Çocuk seslendi ama babasına. Onla birşeyler konuşunca babası güldü ve bize döndü. "Çocuklar" diye bağırınca onlara dönmiyenlerde döndü. Biz müdüre müdür çocuğa çocukta bize tip tip bakarken " Bu oğlum Ali , kısa süreliğine yurt dışına gitmek zorunda kaldı. O yurt dışındayken de ben bu okula atandım. Oğlum geldiğinde ise dedim ki gözümün önünde olsun ki gözlerimle görerek sarf ettiği başarıları gururla izleyim. Onu çok iyi karşılayacağınıza inanıyorum. Kendisi normalde çekingen değildir ama oldu bir kere" dedi oğlunun omzunu sıvazlayarak. "Hocam" dedi arkalardan bir kız. Müdür ona dönünce "Oğlunuzda pek yakışıklıymış. Okulda nazar değdircekler. Güzelim yeşil gözlerine yazık" diyince yanındaki kızlar kahkaha attı. Biz sadece kıkırdamakla yetindik. Müdürde gülüp "Nazar boncuğu almalıyız o halde" dedi. Arkadan Aras hoca seslendi gür erkeksi sesi ile. "Hocam çadırlar için kurayı belirledik. Listeyi buyrun" diyerek müdüre kağıdı uzattı. Müdür kağıdı eline alıp önce inceledi. Daha sonra "tam istediğim gibi. Böyle olması daha iyi oldu. Hem geç yatma sorunuda ortadan kalktı" dedi yamuk bir gülüşle. Bize dönüp "Evet gençler , kızlı erkekli kalıcaksınız. Eşleriniz şans eseri değil. Tamamen hocalarınız seçti. Bir yerden zorlamada yok. O yüzden eşinizden memnun olmazsanız gelip başımda vıkvıklamayın. Öhöm. İlk çadıra Zeren Kurtuldu ve Aykurt Girgin yerleşecek. İkinci çadıra Ezgi Zengin ile Alihan Daroğlu yerleşecek. Üçe Zübeyde Ayas ile Oktay Kayalı yerleşecek. Dörde Tülin Akın ile Bertuğ Kurt..."

*15 dakika sonra...

" Yirmi sekiz e Buse Taylan ve Uygar Çakır yerleşecek. Yirmi Dokuz a Hazel Gördün ile Hasan Can yerleşecek. Otuz a Eslim Ardıç ile Uğur Boz yerleşecek. Otuz Bir e Ruhican Şayır ve Merve Türan yerleşecek. Otuz ikiye Efsanur Baran ile Furkan Karakaya yerleşecek...."

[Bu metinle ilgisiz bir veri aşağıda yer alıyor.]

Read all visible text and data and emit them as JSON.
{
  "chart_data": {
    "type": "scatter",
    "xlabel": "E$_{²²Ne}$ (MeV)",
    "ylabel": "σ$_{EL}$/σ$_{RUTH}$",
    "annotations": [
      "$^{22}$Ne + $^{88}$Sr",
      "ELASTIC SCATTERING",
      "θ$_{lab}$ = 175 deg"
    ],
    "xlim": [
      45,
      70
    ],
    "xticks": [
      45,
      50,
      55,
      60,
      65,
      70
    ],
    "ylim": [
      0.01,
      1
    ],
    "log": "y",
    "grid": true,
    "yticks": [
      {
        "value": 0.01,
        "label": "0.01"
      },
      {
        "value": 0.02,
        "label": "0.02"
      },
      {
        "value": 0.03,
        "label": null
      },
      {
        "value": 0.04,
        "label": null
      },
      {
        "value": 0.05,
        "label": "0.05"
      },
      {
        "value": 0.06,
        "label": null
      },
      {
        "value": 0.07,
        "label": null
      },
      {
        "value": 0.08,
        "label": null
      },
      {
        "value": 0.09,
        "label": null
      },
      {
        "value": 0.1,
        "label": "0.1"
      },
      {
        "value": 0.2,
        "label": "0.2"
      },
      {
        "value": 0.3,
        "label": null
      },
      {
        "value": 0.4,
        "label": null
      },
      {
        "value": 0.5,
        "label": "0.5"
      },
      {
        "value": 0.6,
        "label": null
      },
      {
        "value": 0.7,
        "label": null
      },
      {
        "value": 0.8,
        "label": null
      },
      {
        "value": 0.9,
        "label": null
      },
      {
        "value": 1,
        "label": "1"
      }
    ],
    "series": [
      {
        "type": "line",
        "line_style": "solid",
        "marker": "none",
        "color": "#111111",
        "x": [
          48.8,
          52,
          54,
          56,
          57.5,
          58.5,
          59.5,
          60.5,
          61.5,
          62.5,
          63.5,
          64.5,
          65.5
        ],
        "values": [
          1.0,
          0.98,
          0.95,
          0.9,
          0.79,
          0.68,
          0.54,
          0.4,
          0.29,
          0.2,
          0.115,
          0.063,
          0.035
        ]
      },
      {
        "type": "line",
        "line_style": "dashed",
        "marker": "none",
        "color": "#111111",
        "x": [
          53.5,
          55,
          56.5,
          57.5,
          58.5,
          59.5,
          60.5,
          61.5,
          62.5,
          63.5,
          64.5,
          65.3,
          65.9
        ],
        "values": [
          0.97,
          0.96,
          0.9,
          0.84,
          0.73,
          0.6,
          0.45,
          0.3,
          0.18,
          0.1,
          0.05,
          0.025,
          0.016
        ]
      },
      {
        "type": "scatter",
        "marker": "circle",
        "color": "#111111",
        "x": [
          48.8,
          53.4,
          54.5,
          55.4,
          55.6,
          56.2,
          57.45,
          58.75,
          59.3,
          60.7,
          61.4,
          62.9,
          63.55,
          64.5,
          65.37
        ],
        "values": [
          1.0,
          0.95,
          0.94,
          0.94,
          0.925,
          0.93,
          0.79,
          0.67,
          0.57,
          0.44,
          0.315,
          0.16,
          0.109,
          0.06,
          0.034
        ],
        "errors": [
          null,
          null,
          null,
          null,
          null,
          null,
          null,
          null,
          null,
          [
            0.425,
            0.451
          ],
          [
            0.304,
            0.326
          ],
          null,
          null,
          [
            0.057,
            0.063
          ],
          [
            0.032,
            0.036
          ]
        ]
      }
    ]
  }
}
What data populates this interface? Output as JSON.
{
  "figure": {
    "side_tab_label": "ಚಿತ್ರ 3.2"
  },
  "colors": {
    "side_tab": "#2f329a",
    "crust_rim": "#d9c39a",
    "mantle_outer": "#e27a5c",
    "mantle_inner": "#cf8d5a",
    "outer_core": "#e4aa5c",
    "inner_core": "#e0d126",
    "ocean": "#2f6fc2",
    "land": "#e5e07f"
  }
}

**Yaklaşık 10 dakika sonra

"Elli birinci çadıra Tarık Yıldız ve Melis Köseoğlu yerleşecek. Elli ikinci çadıra Tuğba Kartal ve Cenk Denizhan yerleşecek.. Elli üçüncü ve son çadıra ise Gülcan Çakar ve Batuhan Örnek yerleşecek. İtirazı olan varsa kabul etmiyorum. Çantalarınızla çadırlarınıza eşleriniz ile birlikte ilerleyin"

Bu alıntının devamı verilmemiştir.